Filha de injustiças. Aos quinze anos, Cynthia estudava com Grace, uma professora que morava na favela também, para conseguir uma bolsa naquele bendito colégio e acabou sendo notada pelo chefe do tráfico local. Mais uma vez Catarina abdicou de sua própria dignidade, de sua própria felicidade para garantir a de Cynthia. Prometeu ao chefe que faria tudo que ele quisesse para que sua filha fosse intocável na favela. E conseguiu.

Pelo menos uma vez por semana, sua mãe era a boneca do traficante, satisfazendo seus desejos mais escrotos e os de seus amigos também; apanhando quando bem lhes aprouvesse e retornando para Cynthia, o motivo disso tudo.

Pressionou a lâmina mais um pouco, apenas o suficiente para respirar, para livrar-se das lembranças daquela madrugada que passara limpando a própria mãe das maldades dos humanos, apesar de saber que as olheiras em seu rosto a impediriam de se esquecer disso.

Recostou o corpo contra a parede fria de azulejos, fechou os olhos e trincou os dentes tentando suportar a dor física que o corte lhe causava. Era horrível viver com aquelas cicatrizes, ter que escondê-las sempre com mangas compridas – o meio mais fácil de não ter um imprevisto -, ou ter que usar pulseiras ou relógios o tempo inteiro e sentir a dor a cada vez que precisava recorrer às lâminas. Ainda assim, a cada vez que se cortava sentia que abria o corpo para que as feridas da alma escapassem. E mais uma vez, as opções que a vida lhe oferecia não eram das melhores.

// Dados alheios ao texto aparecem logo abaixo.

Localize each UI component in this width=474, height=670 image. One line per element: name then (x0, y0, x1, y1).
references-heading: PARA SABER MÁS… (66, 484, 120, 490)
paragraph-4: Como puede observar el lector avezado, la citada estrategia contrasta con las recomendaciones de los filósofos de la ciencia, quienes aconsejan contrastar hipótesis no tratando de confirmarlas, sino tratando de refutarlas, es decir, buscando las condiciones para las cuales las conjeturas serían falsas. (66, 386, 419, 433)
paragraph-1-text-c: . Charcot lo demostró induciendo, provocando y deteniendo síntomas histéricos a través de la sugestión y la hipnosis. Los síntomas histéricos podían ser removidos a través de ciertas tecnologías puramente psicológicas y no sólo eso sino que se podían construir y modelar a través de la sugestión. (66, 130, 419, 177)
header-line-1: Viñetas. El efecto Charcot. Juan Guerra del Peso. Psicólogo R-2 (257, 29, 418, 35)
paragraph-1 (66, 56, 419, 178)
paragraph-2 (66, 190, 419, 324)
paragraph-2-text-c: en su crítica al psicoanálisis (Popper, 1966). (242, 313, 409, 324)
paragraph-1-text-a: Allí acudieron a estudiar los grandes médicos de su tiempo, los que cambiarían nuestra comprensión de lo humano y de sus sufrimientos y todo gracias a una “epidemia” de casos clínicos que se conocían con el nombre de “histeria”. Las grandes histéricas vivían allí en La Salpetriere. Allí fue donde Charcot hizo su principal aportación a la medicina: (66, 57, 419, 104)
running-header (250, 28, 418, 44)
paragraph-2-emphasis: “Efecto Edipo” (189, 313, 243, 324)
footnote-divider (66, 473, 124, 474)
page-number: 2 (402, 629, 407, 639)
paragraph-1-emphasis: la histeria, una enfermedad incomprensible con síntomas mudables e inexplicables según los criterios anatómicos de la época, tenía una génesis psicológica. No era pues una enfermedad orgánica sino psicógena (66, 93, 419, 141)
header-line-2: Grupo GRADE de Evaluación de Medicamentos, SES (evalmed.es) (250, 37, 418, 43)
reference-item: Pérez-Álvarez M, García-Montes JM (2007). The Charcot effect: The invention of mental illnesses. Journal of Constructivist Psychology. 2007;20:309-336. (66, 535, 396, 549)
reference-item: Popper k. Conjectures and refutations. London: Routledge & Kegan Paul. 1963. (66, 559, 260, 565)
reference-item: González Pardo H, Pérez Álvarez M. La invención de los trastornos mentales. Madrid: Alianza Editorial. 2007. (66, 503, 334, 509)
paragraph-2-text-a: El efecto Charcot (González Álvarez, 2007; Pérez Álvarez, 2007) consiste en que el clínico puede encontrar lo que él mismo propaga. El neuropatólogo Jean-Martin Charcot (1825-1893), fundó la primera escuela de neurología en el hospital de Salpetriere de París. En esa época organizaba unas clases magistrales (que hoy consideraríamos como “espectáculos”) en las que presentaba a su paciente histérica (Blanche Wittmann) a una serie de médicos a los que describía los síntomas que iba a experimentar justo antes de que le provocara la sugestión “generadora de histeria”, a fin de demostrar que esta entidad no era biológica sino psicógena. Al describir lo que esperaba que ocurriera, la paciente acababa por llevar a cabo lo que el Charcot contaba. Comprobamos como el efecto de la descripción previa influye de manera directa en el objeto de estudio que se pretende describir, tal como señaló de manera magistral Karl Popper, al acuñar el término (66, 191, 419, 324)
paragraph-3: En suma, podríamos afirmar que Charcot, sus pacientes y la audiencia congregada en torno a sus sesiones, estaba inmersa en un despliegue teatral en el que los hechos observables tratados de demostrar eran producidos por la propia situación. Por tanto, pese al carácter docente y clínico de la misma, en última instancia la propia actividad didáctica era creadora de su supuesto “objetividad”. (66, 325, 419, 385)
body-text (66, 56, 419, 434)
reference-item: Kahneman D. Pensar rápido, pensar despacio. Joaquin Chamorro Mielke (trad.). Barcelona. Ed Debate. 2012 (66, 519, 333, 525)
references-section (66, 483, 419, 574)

Filha das opções, ela pensou até que foi interrompida por um movimento apressado na maçaneta.

Jogou o canivete dentro da mochila e correu para a pia. Será que realmente alguém tinha mexido na maçaneta? Em hipótese alguma o colégio ou sua mãe podiam suspeitar daquilo porque precisava manter a bolsa. Formar-se em um dos melhores colégios lhe garantia uma chance maior numa faculdade pública e isso permitiria que elas saíssem daquele lugar que se tornou imundo por causa dos humanos.